Practically, this means that while the UK recorded a fivefold increase in the use of antidepressants since 1991, they also recorded a 14 percent decrease in suicide rates during that same period. The countries with the highest rates of increased use of antidepressants included Sweden, Norway, and Slovakia while lowest rates were recorded in the Netherlands, Switzerland, Bulgaria, France, and Luxembourg. This same study also found the highest current suicide rate in Lithuania (31.5 percent), followed at a distance by Hungary (21.8 percent), while Greece (3.0 percent), Italy (5.4 percent), and Spain (6.3 percent) have the lowest suicide rates of all countries in the European Union (EU). At best, then, a lopsided match exists between increased use of medication and falling suicide rates, while some countries did not see any benefits whatsoever: “Poland, Spain, and Ireland had annual suicide rates higher in the last year compared with the initial year of observation,” according to the authors. Such concerns are significant to many researchers, while other scientists question whether clinicians are properly prescribing antidepressants in the first place.
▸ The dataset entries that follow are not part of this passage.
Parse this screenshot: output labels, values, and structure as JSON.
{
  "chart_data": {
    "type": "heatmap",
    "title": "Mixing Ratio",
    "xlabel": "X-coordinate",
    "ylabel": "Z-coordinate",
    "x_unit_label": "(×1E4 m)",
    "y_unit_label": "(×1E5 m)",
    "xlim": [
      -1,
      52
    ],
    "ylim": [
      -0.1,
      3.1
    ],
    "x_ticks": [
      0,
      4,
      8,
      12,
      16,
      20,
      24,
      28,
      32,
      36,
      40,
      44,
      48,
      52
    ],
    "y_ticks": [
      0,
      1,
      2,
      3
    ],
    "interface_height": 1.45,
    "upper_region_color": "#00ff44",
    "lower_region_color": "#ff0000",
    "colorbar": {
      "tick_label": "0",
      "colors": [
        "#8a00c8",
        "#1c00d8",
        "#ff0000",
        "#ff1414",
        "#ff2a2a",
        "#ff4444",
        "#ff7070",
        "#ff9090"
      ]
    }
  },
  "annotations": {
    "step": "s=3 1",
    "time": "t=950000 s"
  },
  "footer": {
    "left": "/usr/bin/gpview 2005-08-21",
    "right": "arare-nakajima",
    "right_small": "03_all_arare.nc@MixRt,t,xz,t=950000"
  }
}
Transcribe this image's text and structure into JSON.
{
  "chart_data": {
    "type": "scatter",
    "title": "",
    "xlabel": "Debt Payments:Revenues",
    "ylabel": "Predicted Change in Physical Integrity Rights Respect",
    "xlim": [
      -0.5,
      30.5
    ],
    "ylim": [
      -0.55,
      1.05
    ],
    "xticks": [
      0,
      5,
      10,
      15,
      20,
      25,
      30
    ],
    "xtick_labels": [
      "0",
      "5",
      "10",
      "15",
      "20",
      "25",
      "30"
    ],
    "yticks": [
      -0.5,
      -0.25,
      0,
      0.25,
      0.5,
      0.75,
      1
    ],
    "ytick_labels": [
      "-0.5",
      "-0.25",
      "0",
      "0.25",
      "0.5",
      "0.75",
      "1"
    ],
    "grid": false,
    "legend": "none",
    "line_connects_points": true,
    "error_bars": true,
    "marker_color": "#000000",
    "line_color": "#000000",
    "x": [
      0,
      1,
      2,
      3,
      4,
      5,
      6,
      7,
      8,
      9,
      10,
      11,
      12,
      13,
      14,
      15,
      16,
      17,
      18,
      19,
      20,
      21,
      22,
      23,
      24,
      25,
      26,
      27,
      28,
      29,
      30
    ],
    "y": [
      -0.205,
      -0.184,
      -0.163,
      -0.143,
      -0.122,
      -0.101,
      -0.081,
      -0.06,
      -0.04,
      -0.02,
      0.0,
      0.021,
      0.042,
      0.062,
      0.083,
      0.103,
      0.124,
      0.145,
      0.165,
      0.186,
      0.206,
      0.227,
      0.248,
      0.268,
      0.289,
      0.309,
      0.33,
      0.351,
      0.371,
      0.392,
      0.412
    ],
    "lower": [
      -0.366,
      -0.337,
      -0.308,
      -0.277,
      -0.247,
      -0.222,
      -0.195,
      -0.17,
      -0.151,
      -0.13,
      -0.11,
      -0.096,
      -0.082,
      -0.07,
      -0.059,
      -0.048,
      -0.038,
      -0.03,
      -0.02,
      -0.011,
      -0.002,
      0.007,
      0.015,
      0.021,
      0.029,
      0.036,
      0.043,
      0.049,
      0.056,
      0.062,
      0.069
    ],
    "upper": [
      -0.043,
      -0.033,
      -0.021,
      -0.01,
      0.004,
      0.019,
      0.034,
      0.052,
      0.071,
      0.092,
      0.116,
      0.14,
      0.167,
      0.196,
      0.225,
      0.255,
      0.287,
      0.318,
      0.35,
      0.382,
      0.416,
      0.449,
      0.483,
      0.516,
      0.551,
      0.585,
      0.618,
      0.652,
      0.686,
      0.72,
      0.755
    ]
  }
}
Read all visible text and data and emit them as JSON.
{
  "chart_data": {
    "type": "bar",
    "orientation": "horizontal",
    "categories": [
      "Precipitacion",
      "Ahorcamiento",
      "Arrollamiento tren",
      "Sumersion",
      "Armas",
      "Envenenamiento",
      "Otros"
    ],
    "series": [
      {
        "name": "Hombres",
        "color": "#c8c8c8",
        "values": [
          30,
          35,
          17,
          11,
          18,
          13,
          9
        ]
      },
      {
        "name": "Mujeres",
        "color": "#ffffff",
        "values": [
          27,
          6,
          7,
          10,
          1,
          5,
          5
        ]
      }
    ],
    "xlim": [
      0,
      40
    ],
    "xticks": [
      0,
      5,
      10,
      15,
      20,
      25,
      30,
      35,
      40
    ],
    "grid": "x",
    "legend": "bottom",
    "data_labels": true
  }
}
Overdiagnosis as well as Overtreatment?

Believing that “relatively little is known about the prevalence of overdiagnosis of depression, a solo researcher working from Johns Hopkins University conducted a study to investigate the extent to which “individuals with clinician-identified depression met the criteria for DSM-IV major depressive episodes (MDE).” Drawing on the 2009-2010 U.S. National Survey of Drug Use and Health, the researcher examined a sample of 5,639 participants with clinician-identified depression. By use of a structured interview, the researcher compared participants against the actual MDE criteria. “Only 38.4 percent of participants with 12-month clinician-identified depression met the 12-month MDE criteria,” wrote the author in his study, published in Psychotherapy and Psychosomatics early in 2013.

In particular, older adults were less likely than younger adults to meet the criteria, while participants with more education as well as those with poorer overall health were more likely to do so. Despite these discrepencies, though, a majority of both groups were prescribed psychiatric medications. “Depression overdiagnosis and overtreatment is common in community settings in the USA,” concluded the author.

Certainly, then, America as well as Great Britain would be wise to investigate new treatments for minor forms of mental illness, and if books are found to cure what ails many, then more bibliotherapy! One would hope the newest, trendiest fix would not exclude more colorful solutions, such as the one described by Herman Melville in Moby Dick: “Whenever I find myself growing grim about the mouth; whenever it is a damp, drizzly November in my soul; whenever I find myself involuntarily pausing before coffin warehouses, and bringing up the rear of every funeral I meet; and especially whenever my hypos get such an upper hand of me, that it requires a strong moral principle to prevent me from deliberately stepping into the street, and methodically knocking people's hats off — then, I account it high time to get to sea as soon as I can.”

Sources: Gusmao R, Coyne J, McDaid D, et al. Antidepressant Utilization and Suicide in Europe: An Ecological Multi-National Study. PLOS One. 2013.

Mojtabai R. Clinician-identified depression in community settings: concordance with structured-interview diagnoses. Psychotherapy and Psychosomatics. 2013.